When Shiloh was 2 she developed a warty looking thing on her inner leg. We thought it was a sarcoid at first. When she turned 3 it started getting smaller and finally just disappeared on its own. I think many skin ailments on young horses are hormonal. I used antibiotic oitment on it when it got scraped or would bleed but otherwise I left it alone.
This is what I found on Thehorse.com
Viral Skin Problems: Warts
The most common warts in horses are those around the muzzle, which are probably caused by the papilloma virus. These are generally seen on young horses, and they spontaneously resolve and disappear after the animal develops immunity to the virus. In some cases (if they interfere with eating or for cosmetic reasons), people try to get rid of them quicker by using an autologous (derived from the horse's own tissue) vaccine made from some of the wart tissue, says Jackson.
Another skin problem caused by the papilloma virus sometimes appear on the inner surface of the ears. These flat, white areas are called aural plaques and are sometimes scaly. "These are spread from horse to horse by fly bites. They don't seem to bother the horse unless they become infected," says Jackson. Insect bites can irritate these and make them worse.
Rees says, "Treatment is usually not effective. I had a mare with these, and no matter what I tried, they didn't go away. It's usually best to just leave them alone. The main thing is to keep flies out of the ears so they are not irritated and don't grow larger. If you are showing the horse and it's a cosmetic issue, you can color them with a marking pen so they are not so obvious."
"Sarcoids are supposedly the most common equine skin tumors, and certain horses seem more predisposed to getting these," says Rees. "There are several types, including a flat, circular, scaly type that looks like ringworm. If you try to biopsy that one, it will become worse."
One type looks nodular (firm, raised above the skin, and looking like a tumor) and is usually 5-20 millimeters wide. Another type resembles ulcerated tissue and is called a fibroblastic sarcoid.
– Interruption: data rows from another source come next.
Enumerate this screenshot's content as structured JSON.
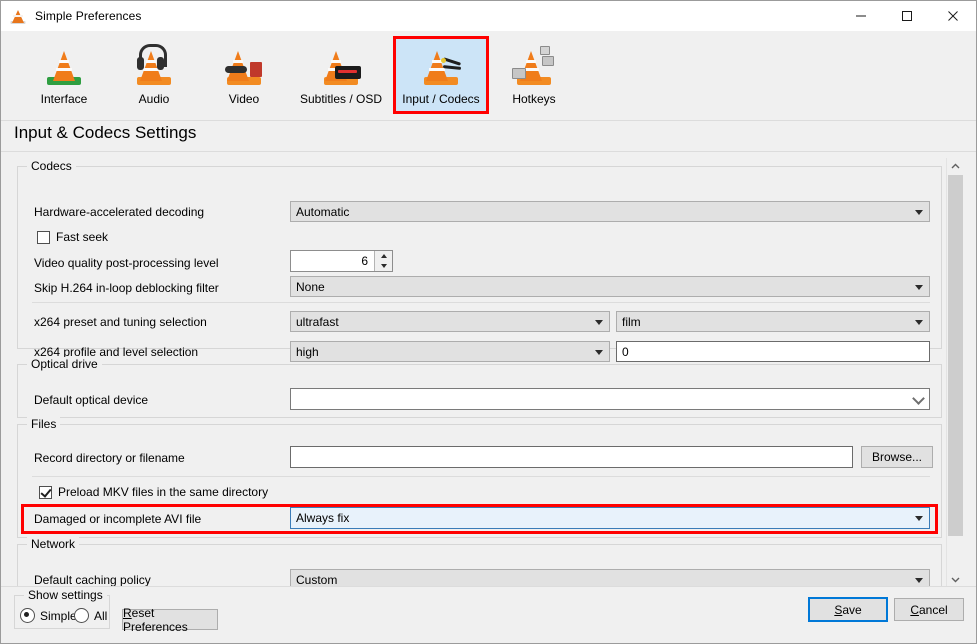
{
  "window": {
    "title": "Simple Preferences",
    "icon": "vlc-cone-icon",
    "controls": {
      "minimize": "minimize-icon",
      "maximize": "maximize-icon",
      "close": "close-icon"
    }
  },
  "toolbar": {
    "items": [
      {
        "label": "Interface",
        "icon": "interface-cone-icon",
        "selected": false
      },
      {
        "label": "Audio",
        "icon": "audio-cone-icon",
        "selected": false
      },
      {
        "label": "Video",
        "icon": "video-cone-icon",
        "selected": false
      },
      {
        "label": "Subtitles / OSD",
        "icon": "subtitles-cone-icon",
        "selected": false
      },
      {
        "label": "Input / Codecs",
        "icon": "input-codecs-cone-icon",
        "selected": true
      },
      {
        "label": "Hotkeys",
        "icon": "hotkeys-cone-icon",
        "selected": false
      }
    ]
  },
  "page": {
    "title": "Input & Codecs Settings"
  },
  "sections": {
    "codecs": {
      "legend": "Codecs",
      "hardware_decoding": {
        "label": "Hardware-accelerated decoding",
        "value": "Automatic"
      },
      "fast_seek": {
        "label": "Fast seek",
        "checked": false
      },
      "post_processing": {
        "label": "Video quality post-processing level",
        "value": "6"
      },
      "deblocking": {
        "label": "Skip H.264 in-loop deblocking filter",
        "value": "None"
      },
      "x264_preset": {
        "label": "x264 preset and tuning selection",
        "value": "ultrafast",
        "tuning": "film"
      },
      "x264_profile": {
        "label": "x264 profile and level selection",
        "value": "high",
        "level": "0"
      }
    },
    "optical": {
      "legend": "Optical drive",
      "default_device": {
        "label": "Default optical device",
        "value": ""
      }
    },
    "files": {
      "legend": "Files",
      "record_dir": {
        "label": "Record directory or filename",
        "value": ""
      },
      "browse_label": "Browse...",
      "preload_mkv": {
        "label": "Preload MKV files in the same directory",
        "checked": true
      },
      "avi_file": {
        "label": "Damaged or incomplete AVI file",
        "value": "Always fix",
        "highlighted": true
      }
    },
    "network": {
      "legend": "Network",
      "caching_policy": {
        "label": "Default caching policy",
        "value": "Custom"
      }
    }
  },
  "footer": {
    "show_settings": {
      "legend": "Show settings",
      "simple": {
        "label": "Simple",
        "selected": true
      },
      "all": {
        "label": "All",
        "selected": false
      }
    },
    "reset": {
      "label": "Reset Preferences",
      "mnemonic": "R"
    },
    "save": {
      "label": "Save",
      "mnemonic": "S",
      "focused": true
    },
    "cancel": {
      "label": "Cancel",
      "mnemonic": "C"
    }
  },
  "colors": {
    "accent_highlight": "#ff0000",
    "selection_blue": "#cce4f7",
    "focus_blue": "#0078d7",
    "window_bg": "#f0f0f0",
    "vlc_orange": "#f07c1a"
  }
}
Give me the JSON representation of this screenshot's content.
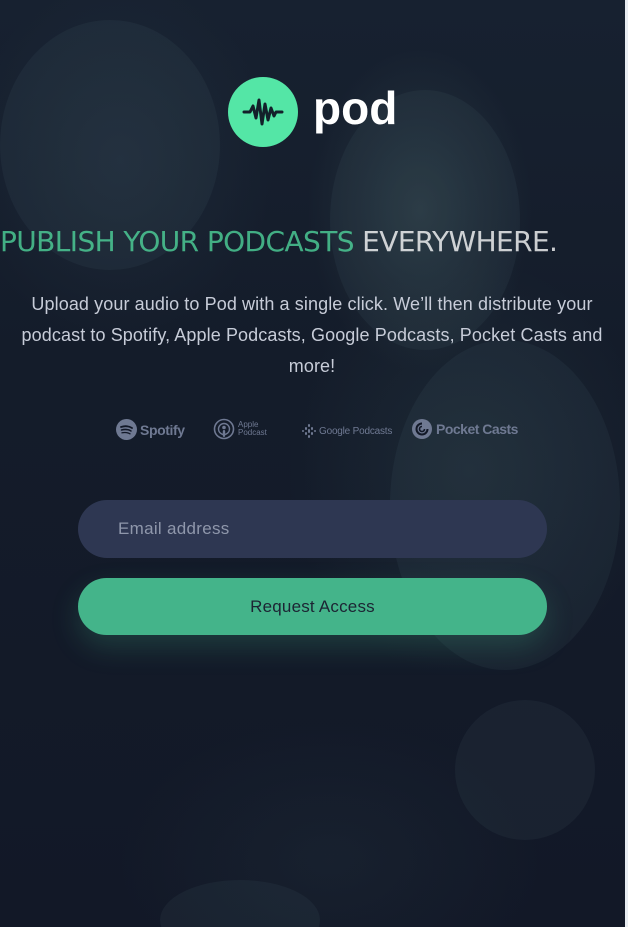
{
  "brand": {
    "name": "pod",
    "logo_icon": "waveform-icon",
    "accent_color": "#54e6a6"
  },
  "hero": {
    "headline_accent": "PUBLISH YOUR PODCASTS",
    "headline_rest": " EVERYWHERE.",
    "description": "Upload your audio to Pod with a single click. We’ll then distribute your podcast to Spotify, Apple Podcasts, Google Podcasts, Pocket Casts and more!"
  },
  "platforms": [
    {
      "label": "Spotify",
      "icon": "spotify-icon"
    },
    {
      "label_line1": "Apple",
      "label_line2": "Podcast",
      "icon": "apple-podcast-icon"
    },
    {
      "label": "Google Podcasts",
      "icon": "google-podcasts-icon"
    },
    {
      "label": "Pocket Casts",
      "icon": "pocket-casts-icon"
    }
  ],
  "form": {
    "email_placeholder": "Email address",
    "email_value": "",
    "submit_label": "Request Access"
  },
  "colors": {
    "background": "#121725",
    "input_background": "#2e3752",
    "button_background": "#44b48a"
  }
}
Yet another kind looks warty (a verrucous type of sarcoid).
White says the exact cause of sarcoid tumors is not understood, but might have something to do with the papilloma virus that causes warts. Some sarcoids seem to occur at sites of injury, which might indicate a virus as the cause, he says.
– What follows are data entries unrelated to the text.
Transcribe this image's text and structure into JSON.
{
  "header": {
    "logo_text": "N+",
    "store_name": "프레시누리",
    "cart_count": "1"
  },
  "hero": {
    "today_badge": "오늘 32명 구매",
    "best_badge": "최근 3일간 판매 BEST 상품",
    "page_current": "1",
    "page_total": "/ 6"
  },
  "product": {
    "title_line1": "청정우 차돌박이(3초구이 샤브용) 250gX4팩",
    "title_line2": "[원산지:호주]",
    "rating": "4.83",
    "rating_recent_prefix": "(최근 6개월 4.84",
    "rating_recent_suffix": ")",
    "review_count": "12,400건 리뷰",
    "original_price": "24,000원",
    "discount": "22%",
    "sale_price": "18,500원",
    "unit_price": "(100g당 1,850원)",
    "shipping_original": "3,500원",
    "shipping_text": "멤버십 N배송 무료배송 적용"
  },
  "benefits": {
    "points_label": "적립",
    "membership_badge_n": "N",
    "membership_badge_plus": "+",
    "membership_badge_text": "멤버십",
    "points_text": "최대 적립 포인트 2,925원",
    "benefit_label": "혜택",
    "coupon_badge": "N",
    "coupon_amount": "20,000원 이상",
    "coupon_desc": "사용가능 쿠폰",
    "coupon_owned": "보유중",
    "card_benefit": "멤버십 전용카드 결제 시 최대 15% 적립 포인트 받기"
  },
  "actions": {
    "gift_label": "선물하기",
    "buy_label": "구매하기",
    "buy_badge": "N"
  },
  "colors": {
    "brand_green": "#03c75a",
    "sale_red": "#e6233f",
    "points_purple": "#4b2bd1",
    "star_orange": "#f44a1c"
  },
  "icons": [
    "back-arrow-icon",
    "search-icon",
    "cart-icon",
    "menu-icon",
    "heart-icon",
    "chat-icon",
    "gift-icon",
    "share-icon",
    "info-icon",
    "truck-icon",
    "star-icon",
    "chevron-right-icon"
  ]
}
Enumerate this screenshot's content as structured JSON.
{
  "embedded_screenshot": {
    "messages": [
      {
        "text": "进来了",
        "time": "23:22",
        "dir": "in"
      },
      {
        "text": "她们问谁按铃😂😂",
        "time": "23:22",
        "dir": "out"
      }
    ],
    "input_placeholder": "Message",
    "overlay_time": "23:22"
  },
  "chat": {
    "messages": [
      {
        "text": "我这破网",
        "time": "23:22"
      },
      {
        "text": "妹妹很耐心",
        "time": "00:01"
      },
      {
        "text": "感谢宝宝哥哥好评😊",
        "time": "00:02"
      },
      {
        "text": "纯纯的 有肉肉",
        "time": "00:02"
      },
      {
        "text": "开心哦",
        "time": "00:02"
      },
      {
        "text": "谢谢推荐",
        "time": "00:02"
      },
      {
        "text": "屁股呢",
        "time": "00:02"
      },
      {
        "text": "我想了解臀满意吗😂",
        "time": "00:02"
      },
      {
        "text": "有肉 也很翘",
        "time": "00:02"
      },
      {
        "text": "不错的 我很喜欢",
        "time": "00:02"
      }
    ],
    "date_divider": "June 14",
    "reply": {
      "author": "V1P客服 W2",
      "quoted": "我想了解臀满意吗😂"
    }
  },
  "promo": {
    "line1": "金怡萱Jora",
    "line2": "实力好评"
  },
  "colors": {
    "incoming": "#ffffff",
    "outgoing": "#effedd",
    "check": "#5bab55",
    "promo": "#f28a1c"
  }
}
"The malevolent type usually has multiple nodules and is very hard and thickened," says Rees. "Some of those can infiltrate the lymph nodes and produce spreading, cordlike lesions. The problem with sarcoids is that when you surgically remove them, they tend to recur; the growth may appear somewhere else on the body later. Surgery is one of the more common treatments, however, and is the treatment of choice for fibroblastic sarcoids. The veterinarian may also freeze the tissue to debulk it and follow up with an injection of bacille Calmette-Guerin (BCG) vaccine, especially if the growth is near the eye."
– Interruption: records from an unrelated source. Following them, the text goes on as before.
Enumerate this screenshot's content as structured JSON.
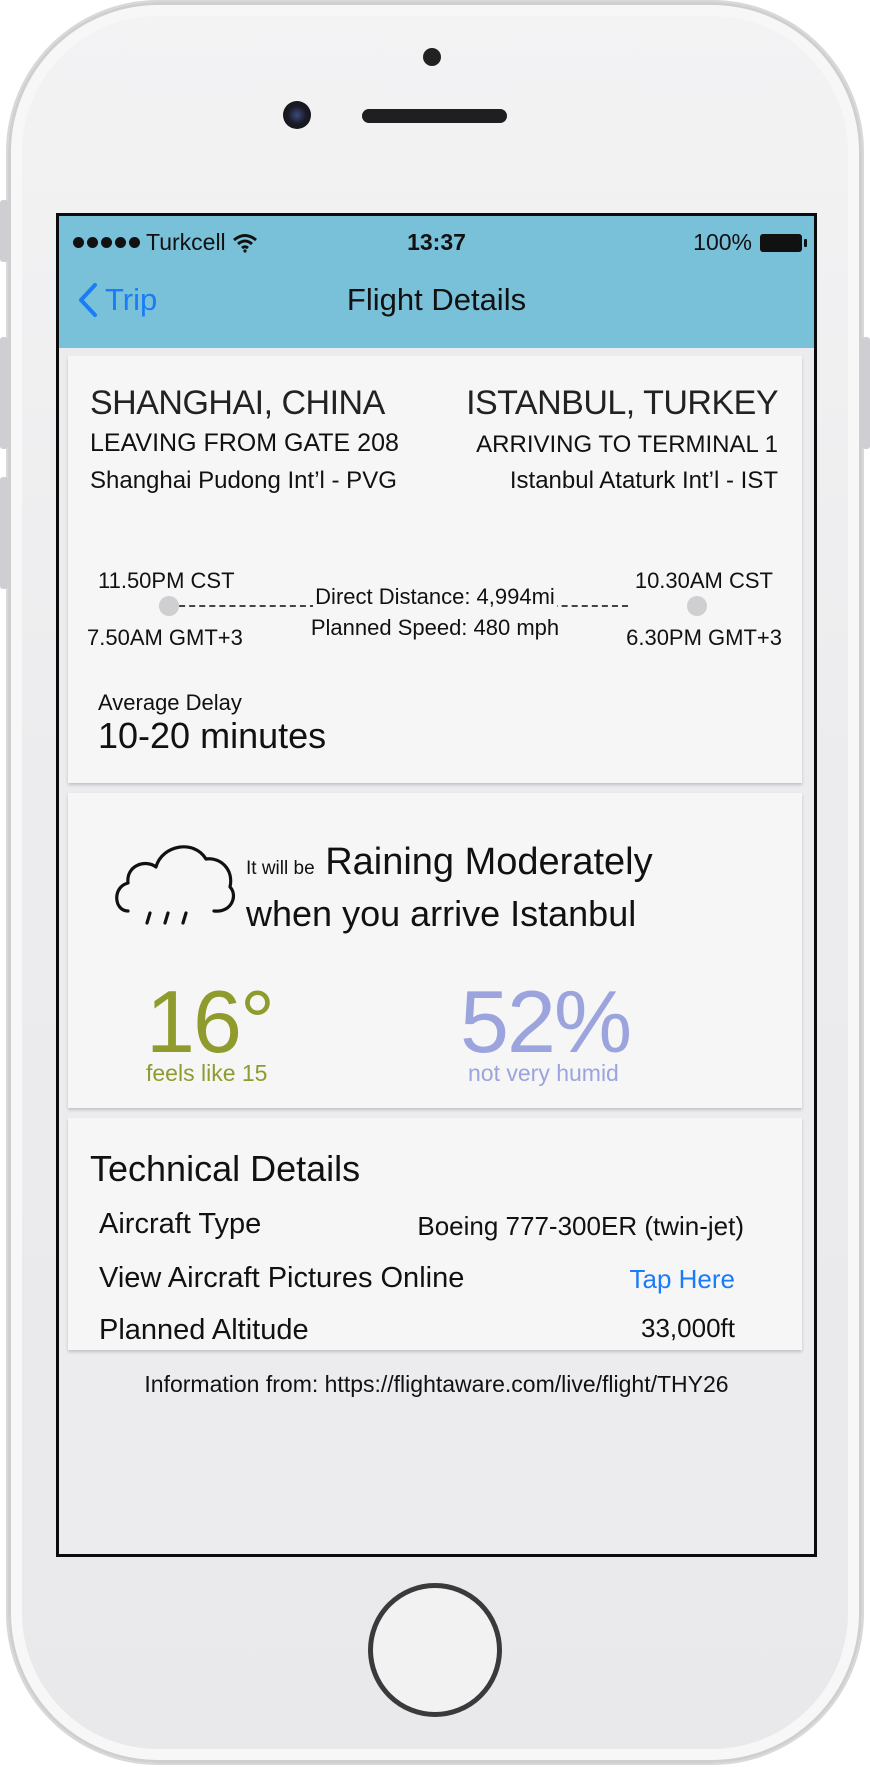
{
  "status_bar": {
    "carrier": "Turkcell",
    "time": "13:37",
    "battery": "100%"
  },
  "nav": {
    "back_label": "Trip",
    "title": "Flight Details"
  },
  "flight": {
    "origin_city": "SHANGHAI, CHINA",
    "origin_gate": "LEAVING FROM GATE 208",
    "origin_airport": "Shanghai Pudong Int’l - PVG",
    "dest_city": "ISTANBUL, TURKEY",
    "dest_terminal": "ARRIVING TO TERMINAL 1",
    "dest_airport": "Istanbul Ataturk Int’l - IST",
    "depart_local": "11.50PM CST",
    "depart_gmt": "7.50AM GMT+3",
    "arrive_local": "10.30AM CST",
    "arrive_gmt": "6.30PM GMT+3",
    "distance": "Direct Distance: 4,994mi",
    "speed": "Planned Speed: 480 mph",
    "delay_label": "Average Delay",
    "delay_value": "10-20 minutes"
  },
  "weather": {
    "prefix": "It will be",
    "condition": "Raining Moderately",
    "line2": "when you arrive Istanbul",
    "temperature": "16°",
    "feels_like": "feels like 15",
    "humidity": "52%",
    "humidity_note": "not very humid",
    "temp_color": "#8f9b2c",
    "humidity_color": "#9ba4dc",
    "icon": "cloud-rain-icon"
  },
  "technical": {
    "title": "Technical Details",
    "rows": [
      {
        "label": "Aircraft Type",
        "value": "Boeing 777-300ER (twin-jet)"
      },
      {
        "label": "View Aircraft Pictures Online",
        "value": "Tap Here"
      },
      {
        "label": "Planned Altitude",
        "value": "33,000ft"
      }
    ],
    "link_color": "#1a7cf6"
  },
  "footer": {
    "source": "Information from: https://flightaware.com/live/flight/THY26"
  }
}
The BCG vaccine is used in human cancer chemotherapy, but it produces a lot of inflammation, says Rees. "The sarcoid becomes ulcerated and falls off," she explains. "Because of the swelling, the horse is usually put on drugs to help control that secondary inflammation."
Radiation therapy is used on some lesions and is more beneficial for smaller sarcoids that do not penetrate the deeper layers of the skin.
Chemotherapy is also useful in treating equine sarcoids. The drug reported to have the most success is Platinol or cisplatin, but it requires repeat injections and has some handling precautions for humans (gloves, protective clothing, special disposal), so not all veterinarians use it. It should not be used in breeding animals, says Rees. The veterinarian will decide what's best to use in each case.